I’d never been up onto the Carneddau before. From a distance they almost look like gentle rolling hills, compared to the presence of Snowdon and the Glyders bare rock across the valley. Once up high I was amazed at the sheer bulk and enormity of the Carneddau mountains and the scale of the west-facing cliffs and cwms. Heading across the ridge we ticked off Carnedd Dafydd and continued on. The obvious (and originally planned) route was onward to Carnedd Llewelyn and then south-east, crossing the ridge of Bwlch Eryl Fachog and onto Y Braich before dropping down gradually back towards Capel Curig. I was however conscious of the time – we still had a 4-hour car journey that evening and it was clear I’d underestimated the time it had taken to climb up Pen yr Ole Wen and the sheer size and distance involved once up on the Carneddau. The wind had also really picked up so we decided on a short-cut, dropping down directly into Cwm Llugwy, heading straight down towards the reservoir. Again it was easy to underestimate the time taken to pick our way down but after couple of hours we’d reached the road which leads back down from the reservoir to the A5 whereupon we still had a 4km walk along the valley back to Capel Curig.
We’d had a great weekend, with fantastic weather (too hot, really), covering about 14km on Sat and 17km on Sunday (see below) and great to get out after my recent health-scare. I’ll write up some notes on my new kit in later.

Fig 1. Day 1 Profile

Fig 2. Day 2 Profile
Fig 3. Route Map

6 Replies to “Glyders and Carneddau Wildcamp”

  1. Thanks, Nigel. I enjoyed the Carneddau and will go back when I can. Alan and I had intended to camp at Llyn Clyd, but the weather made it impossible to go high. Sounds like it's not a great place to camp.

  2. Hi Nigel,

    Good to see you getting out. The only issue with longer nights is that people tend to hang around a lot longer. I've never over to the Carneddau myself yet but Paul and I were talking about our next winter outing already – perhaps this is the place?
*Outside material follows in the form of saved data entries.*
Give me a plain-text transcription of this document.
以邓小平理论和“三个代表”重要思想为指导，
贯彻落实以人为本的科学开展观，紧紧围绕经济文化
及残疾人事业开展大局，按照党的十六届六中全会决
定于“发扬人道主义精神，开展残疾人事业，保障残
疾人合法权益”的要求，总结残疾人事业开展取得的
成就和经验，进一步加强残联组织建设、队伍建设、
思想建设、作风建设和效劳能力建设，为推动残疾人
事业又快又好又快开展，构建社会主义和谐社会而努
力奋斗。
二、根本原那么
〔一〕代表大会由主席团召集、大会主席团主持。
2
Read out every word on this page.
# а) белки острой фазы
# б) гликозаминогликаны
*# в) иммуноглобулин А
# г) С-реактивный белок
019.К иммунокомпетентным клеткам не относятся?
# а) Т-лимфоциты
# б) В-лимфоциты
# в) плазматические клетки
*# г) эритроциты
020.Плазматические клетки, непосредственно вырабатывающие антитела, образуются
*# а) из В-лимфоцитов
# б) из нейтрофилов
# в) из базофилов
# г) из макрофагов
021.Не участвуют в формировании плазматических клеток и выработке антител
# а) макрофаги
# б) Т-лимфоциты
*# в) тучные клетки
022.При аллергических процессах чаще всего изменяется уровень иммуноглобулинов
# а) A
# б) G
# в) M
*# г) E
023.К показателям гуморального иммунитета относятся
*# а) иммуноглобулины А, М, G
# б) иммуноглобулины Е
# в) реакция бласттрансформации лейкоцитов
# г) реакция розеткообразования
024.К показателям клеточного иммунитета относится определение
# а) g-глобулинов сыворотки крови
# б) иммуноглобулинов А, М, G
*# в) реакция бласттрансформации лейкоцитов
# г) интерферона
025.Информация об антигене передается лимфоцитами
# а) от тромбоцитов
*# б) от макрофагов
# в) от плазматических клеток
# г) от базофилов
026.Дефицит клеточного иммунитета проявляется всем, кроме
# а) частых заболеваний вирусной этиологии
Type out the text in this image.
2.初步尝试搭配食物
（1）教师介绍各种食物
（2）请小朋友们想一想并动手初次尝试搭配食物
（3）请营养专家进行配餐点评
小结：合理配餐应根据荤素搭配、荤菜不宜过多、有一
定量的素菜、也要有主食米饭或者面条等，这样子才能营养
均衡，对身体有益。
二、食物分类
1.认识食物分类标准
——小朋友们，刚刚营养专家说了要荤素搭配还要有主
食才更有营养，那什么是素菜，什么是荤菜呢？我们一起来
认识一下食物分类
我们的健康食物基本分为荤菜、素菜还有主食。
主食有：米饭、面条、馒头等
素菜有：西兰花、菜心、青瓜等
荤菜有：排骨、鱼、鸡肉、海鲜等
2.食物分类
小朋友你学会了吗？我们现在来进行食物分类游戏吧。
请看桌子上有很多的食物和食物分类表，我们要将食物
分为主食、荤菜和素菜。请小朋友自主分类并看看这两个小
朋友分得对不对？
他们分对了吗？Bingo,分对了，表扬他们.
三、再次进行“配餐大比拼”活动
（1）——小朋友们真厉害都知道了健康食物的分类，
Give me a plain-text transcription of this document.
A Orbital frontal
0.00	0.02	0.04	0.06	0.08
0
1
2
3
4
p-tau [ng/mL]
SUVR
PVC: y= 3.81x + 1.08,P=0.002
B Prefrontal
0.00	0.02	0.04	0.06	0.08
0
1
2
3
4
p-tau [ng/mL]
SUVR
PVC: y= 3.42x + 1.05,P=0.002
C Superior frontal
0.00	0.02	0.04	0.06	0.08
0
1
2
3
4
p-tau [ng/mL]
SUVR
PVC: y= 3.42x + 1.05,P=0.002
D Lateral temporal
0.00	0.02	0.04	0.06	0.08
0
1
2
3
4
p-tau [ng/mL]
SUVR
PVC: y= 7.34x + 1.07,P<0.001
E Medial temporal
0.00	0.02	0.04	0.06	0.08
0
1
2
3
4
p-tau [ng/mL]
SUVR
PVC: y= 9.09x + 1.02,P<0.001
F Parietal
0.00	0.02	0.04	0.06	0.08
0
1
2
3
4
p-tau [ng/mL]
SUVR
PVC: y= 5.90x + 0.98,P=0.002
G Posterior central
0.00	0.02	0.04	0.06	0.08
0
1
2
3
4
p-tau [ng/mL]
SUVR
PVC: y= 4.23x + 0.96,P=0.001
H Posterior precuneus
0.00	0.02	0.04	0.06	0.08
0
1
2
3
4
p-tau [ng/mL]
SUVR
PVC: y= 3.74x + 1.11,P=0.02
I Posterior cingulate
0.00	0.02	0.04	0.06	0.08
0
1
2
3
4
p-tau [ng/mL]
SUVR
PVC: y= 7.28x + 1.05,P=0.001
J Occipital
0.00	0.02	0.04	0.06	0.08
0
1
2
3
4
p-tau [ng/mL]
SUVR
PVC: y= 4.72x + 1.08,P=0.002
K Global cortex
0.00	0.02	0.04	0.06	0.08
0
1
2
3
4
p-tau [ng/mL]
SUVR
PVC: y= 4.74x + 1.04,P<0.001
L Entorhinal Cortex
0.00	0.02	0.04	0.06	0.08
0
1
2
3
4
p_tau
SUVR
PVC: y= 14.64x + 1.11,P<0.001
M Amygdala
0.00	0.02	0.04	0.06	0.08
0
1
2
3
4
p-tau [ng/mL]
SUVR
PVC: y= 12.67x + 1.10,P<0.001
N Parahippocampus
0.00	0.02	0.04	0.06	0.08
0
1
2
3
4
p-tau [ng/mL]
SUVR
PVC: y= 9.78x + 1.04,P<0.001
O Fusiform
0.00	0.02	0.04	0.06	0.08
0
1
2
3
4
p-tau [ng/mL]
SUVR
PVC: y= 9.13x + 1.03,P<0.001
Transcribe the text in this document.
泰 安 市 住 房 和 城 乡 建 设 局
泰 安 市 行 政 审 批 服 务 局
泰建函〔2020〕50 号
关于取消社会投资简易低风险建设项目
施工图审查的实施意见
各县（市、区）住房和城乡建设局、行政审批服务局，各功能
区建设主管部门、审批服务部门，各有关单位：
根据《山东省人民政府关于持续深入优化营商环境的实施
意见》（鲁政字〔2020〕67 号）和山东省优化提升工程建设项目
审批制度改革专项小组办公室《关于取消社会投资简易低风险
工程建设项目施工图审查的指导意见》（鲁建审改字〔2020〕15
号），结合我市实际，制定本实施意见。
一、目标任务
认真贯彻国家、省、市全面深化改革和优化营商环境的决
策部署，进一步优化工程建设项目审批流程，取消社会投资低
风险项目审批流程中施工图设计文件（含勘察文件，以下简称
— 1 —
    So did your nephew enjoy the trip? I wish I could take my nephew but he's a little too young for it at the moment.

    Being a true nerd I'm looking forward to the gear reviews…

  3. Martin, I agree it was too busy a spot – I've just realised its only at 220m – I have only ever come down from above so easy not to appreciate how low you are.

    Kate, the idea is great but here not in practice, particularly this time of year. It was a little easier in May on my first time but I don't think I'll do it again. You should feel comfortable in your surroundings and I didn't.

    Robin – I'll definitely head over the Carneddau again – lots more to explore. Llyn Clyd seemed ideal and there was one perfect pitch, just spoiled by idiotsleaving their presence. Llyn Bochlywd or Llyn y Cwn are other options.

    And Marcus, yr right, the longer days means more hours for walking and/or hanging around till its safer to pitch. Connor (he's 15) had a great time, camping on the island being the highlight for him. PS. I'm a fellow nerd really but don't mention it to anyone!